Around this time last year my mother-in-law was seeing out her final days in the protective embrace of her care home outside Dundee.
As much as she is still missed, her whole family takes comfort from the fact she did not have to suffer the pandemic, which is laying waste to the elderly in particular and forcing them to spend precious weeks isolated from their relatives.
Betty, whose home recently became yet another casualty of coronavirus, would have been in the eye of the storm.
The care homes crisis has been developing for months but took on a new urgency two weeks ago when the National Records of Scotland (NRS) showed for the first time that more than half of the country’s coronavirus deaths were happening in such institutions. In Scotland, they now account for nearly six in 10 new coronavirus deaths.
When confronted with the figures a fortnight ago, Nicola Sturgeon said they partly reflected the fact the number of deaths linked to the virus in hospitals seemed to be declining. This sounds like an attempt to deflect criticism, from a government that is not on top of the tragedy unfolding among the most fragile demographic.
Concerns have long been raised about the lack of testing in old peoples’ homes in Scotland compared to England, where all staff and residents can be tested, even if they don’t have symptoms. Guidance published on the government’s website over the weekend said hospital patients could still be moved to care homes before receiving the results of coronavirus tests, and that only one test was necessary.
Health Secretary Jeane Freeman, questioned on the BBC Politics Scotland programme on Sunday about the messaging, first said she had not seen the advice, then she claimed it had been published in error. There is no excuse for such ministerial ignorance, given the amount of lobbying by politicians and care home staff for better testing.
Some care home owners are culpable too. HC-One, the UK company which owns the Skye home where six patients have died of coronavirus, admitted it had brought in workers from around the country after lockdown and conceded it had “not always got things right”.
But the buck stops with the government when it comes to providing mass testing, along with adequate supplies of PPE. On Sunday, there were just 2,346 tests carried out by NHS Scotland in hospitals, care homes or the community, compared to 100,490 UK tests. When will testing be ramped up here?
In another move ministers must now be regretting, some 300 hospital patients were discharged to care homes in a rush to free up beds prior to the coronavirus outbreak.
The SNP leader’s consternation was obvious at last week’s First Minister’s Questions, when Labour MSP Neil Findlay raised concerns for residents like his own mother over the discharge of people into care homes.
Sturgeon was urged during that Holyrood session to focus all unused testing resources on care homes, but since then her attention has been diverted again.
As the spread of the virus decreases in the wider community, the pockets that remain at high risk should be the government’s priority.
But Sturgeon has instead chosen to direct her energies away from Scotland’s problems and towards London, devoting most of Monday’s press briefing to her disagreement with Boris Johnson over exiting the lockdown.

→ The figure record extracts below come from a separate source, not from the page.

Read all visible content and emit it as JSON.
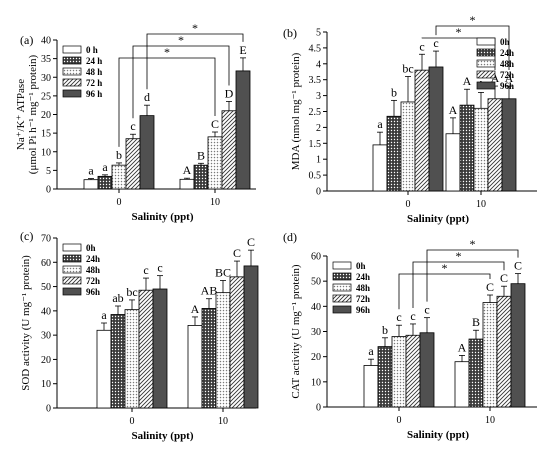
{
  "figure": {
    "panels": [
      {
        "label": "(a)",
        "ylabel_main": "Na⁺/K⁺ ATPase",
        "ylabel_unit": "(μmol Pi h⁻¹ mg⁻¹ protein)",
        "xlabel": "Salinity (ppt)"
      },
      {
        "label": "(b)",
        "ylabel_main": "MDA (nmol mg⁻¹ protein)",
        "ylabel_unit": "",
        "xlabel": "Salinity (ppt)"
      },
      {
        "label": "(c)",
        "ylabel_main": "SOD activity (U mg⁻¹ protein)",
        "ylabel_unit": "",
        "xlabel": "Salinity (ppt)"
      },
      {
        "label": "(d)",
        "ylabel_main": "CAT activity (U mg⁻¹ protein)",
        "ylabel_unit": "",
        "xlabel": "Salinity (ppt)"
      }
    ]
  },
  "chart_data": [
    {
      "type": "bar",
      "title": "",
      "xlabel": "Salinity (ppt)",
      "ylabel": "Na+/K+ ATPase (μmol Pi h-1 mg-1 protein)",
      "ylim": [
        0,
        40
      ],
      "yticks": [
        0,
        5,
        10,
        15,
        20,
        25,
        30,
        35,
        40
      ],
      "categories": [
        "0",
        "10"
      ],
      "legend_position": "upper-left",
      "series": [
        {
          "name": "0 h",
          "values": [
            2.5,
            2.6
          ],
          "errors": [
            0.3,
            0.3
          ],
          "letters": [
            "a",
            "A"
          ],
          "pattern": "white"
        },
        {
          "name": "24 h",
          "values": [
            3.4,
            6.4
          ],
          "errors": [
            0.4,
            0.5
          ],
          "letters": [
            "a",
            "B"
          ],
          "pattern": "dots-dark"
        },
        {
          "name": "48 h",
          "values": [
            6.4,
            14.0
          ],
          "errors": [
            0.6,
            1.3
          ],
          "letters": [
            "b",
            "C"
          ],
          "pattern": "dots-light"
        },
        {
          "name": "72 h",
          "values": [
            13.5,
            21.0
          ],
          "errors": [
            1.2,
            2.5
          ],
          "letters": [
            "c",
            "D"
          ],
          "pattern": "diagonal"
        },
        {
          "name": "96 h",
          "values": [
            19.7,
            31.7
          ],
          "errors": [
            2.8,
            3.5
          ],
          "letters": [
            "d",
            "E"
          ],
          "pattern": "dark"
        }
      ],
      "significance_brackets": [
        {
          "series_index": 2,
          "label": "*"
        },
        {
          "series_index": 3,
          "label": "*"
        },
        {
          "series_index": 4,
          "label": "*"
        }
      ]
    },
    {
      "type": "bar",
      "title": "",
      "xlabel": "Salinity (ppt)",
      "ylabel": "MDA (nmol mg-1 protein)",
      "ylim": [
        0,
        5
      ],
      "yticks": [
        0,
        0.5,
        1,
        1.5,
        2,
        2.5,
        3,
        3.5,
        4,
        4.5,
        5
      ],
      "categories": [
        "0",
        "10"
      ],
      "legend_position": "upper-right",
      "series": [
        {
          "name": "0h",
          "values": [
            1.45,
            1.8
          ],
          "errors": [
            0.4,
            0.5
          ],
          "letters": [
            "a",
            "A"
          ],
          "pattern": "white"
        },
        {
          "name": "24h",
          "values": [
            2.35,
            2.7
          ],
          "errors": [
            0.5,
            0.5
          ],
          "letters": [
            "b",
            "A"
          ],
          "pattern": "dots-dark"
        },
        {
          "name": "48h",
          "values": [
            2.8,
            2.6
          ],
          "errors": [
            0.8,
            0.5
          ],
          "letters": [
            "bc",
            "A"
          ],
          "pattern": "dots-light"
        },
        {
          "name": "72h",
          "values": [
            3.8,
            2.9
          ],
          "errors": [
            0.5,
            0.4
          ],
          "letters": [
            "c",
            "A"
          ],
          "pattern": "diagonal"
        },
        {
          "name": "96h",
          "values": [
            3.9,
            2.9
          ],
          "errors": [
            0.5,
            0.4
          ],
          "letters": [
            "c",
            "A"
          ],
          "pattern": "dark"
        }
      ],
      "significance_brackets": [
        {
          "series_index": 3,
          "label": "*"
        },
        {
          "series_index": 4,
          "label": "*"
        }
      ]
    },
    {
      "type": "bar",
      "title": "",
      "xlabel": "",
      "ylabel": "SOD activity (U mg-1 protein)",
      "ylim": [
        0,
        70
      ],
      "yticks": [
        0,
        10,
        20,
        30,
        40,
        50,
        60,
        70
      ],
      "categories": [
        "0",
        "10"
      ],
      "legend_position": "upper-left",
      "series": [
        {
          "name": "0h",
          "values": [
            32,
            34
          ],
          "errors": [
            3,
            3.5
          ],
          "letters": [
            "a",
            "A"
          ],
          "pattern": "white"
        },
        {
          "name": "24h",
          "values": [
            38.5,
            41
          ],
          "errors": [
            3.5,
            4
          ],
          "letters": [
            "ab",
            "AB"
          ],
          "pattern": "dots-dark"
        },
        {
          "name": "48h",
          "values": [
            40.5,
            47.5
          ],
          "errors": [
            4,
            5
          ],
          "letters": [
            "bc",
            "BC"
          ],
          "pattern": "dots-light"
        },
        {
          "name": "72h",
          "values": [
            48.5,
            54
          ],
          "errors": [
            5,
            6.5
          ],
          "letters": [
            "c",
            "C"
          ],
          "pattern": "diagonal"
        },
        {
          "name": "96h",
          "values": [
            49,
            58.5
          ],
          "errors": [
            5.5,
            6.5
          ],
          "letters": [
            "c",
            "C"
          ],
          "pattern": "dark"
        }
      ],
      "significance_brackets": []
    },
    {
      "type": "bar",
      "title": "",
      "xlabel": "Salinity (ppt)",
      "ylabel": "CAT activity (U mg-1 protein)",
      "ylim": [
        0,
        60
      ],
      "yticks": [
        0,
        10,
        20,
        30,
        40,
        50,
        60
      ],
      "categories": [
        "0",
        "10"
      ],
      "legend_position": "upper-left",
      "series": [
        {
          "name": "0h",
          "values": [
            16.5,
            18
          ],
          "errors": [
            2.5,
            2.5
          ],
          "letters": [
            "a",
            "A"
          ],
          "pattern": "white"
        },
        {
          "name": "24h",
          "values": [
            24,
            27
          ],
          "errors": [
            3.5,
            3.5
          ],
          "letters": [
            "b",
            "B"
          ],
          "pattern": "dots-dark"
        },
        {
          "name": "48h",
          "values": [
            28,
            41.5
          ],
          "errors": [
            4.5,
            3
          ],
          "letters": [
            "c",
            "C"
          ],
          "pattern": "dots-light"
        },
        {
          "name": "72h",
          "values": [
            28.5,
            44
          ],
          "errors": [
            4.5,
            4
          ],
          "letters": [
            "c",
            "C"
          ],
          "pattern": "diagonal"
        },
        {
          "name": "96h",
          "values": [
            29.5,
            49
          ],
          "errors": [
            6,
            4
          ],
          "letters": [
            "c",
            "C"
          ],
          "pattern": "dark"
        }
      ],
      "significance_brackets": [
        {
          "series_index": 2,
          "label": "*"
        },
        {
          "series_index": 3,
          "label": "*"
        },
        {
          "series_index": 4,
          "label": "*"
        }
      ]
    }
  ]
}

Her explanation for keeping Scots at home while England begins to enjoy post-lockdown freedoms was all about people’s safety.
But for the vast majority of Scots there is no more danger here than there would be south of the border, as the all-important R (reproduction) value continues to drop.
A doctor at one of Scotland’s biggest hospitals, the Edinburgh Royal Infirmary, told a patient last week that his Covid-19 wards were emptying, taking in three to five people a day compared to 50 at the pandemic’s peak.
The continuing crisis in care homes is skewing the R number, although Sturgeon refuses to reveal how this is calculated or to give any regional breakdown. In England, the R rate among the wider population is stable at around 0.5, but cases in care homes have reportedly driven the overall number up to 0.9.
Scottish Conservative leader Jackson Carlaw asked the first minister whether Scotland’s apparently stalling R number was related to the “appalling rate of infection and loss of life in Scotland’s care homes”.
When will the public be treated to the truth?
New information, reported in this paper on Tuesday, that more than 2,000 deaths in Scotland could have been prevented following a global conference in Edinburgh in February, was not made public.
If Sturgeon wants to protect Scots, she must be transparent about why our infection curve remains higher, and address her government’s failure to safeguard this country’s most vulnerable citizens.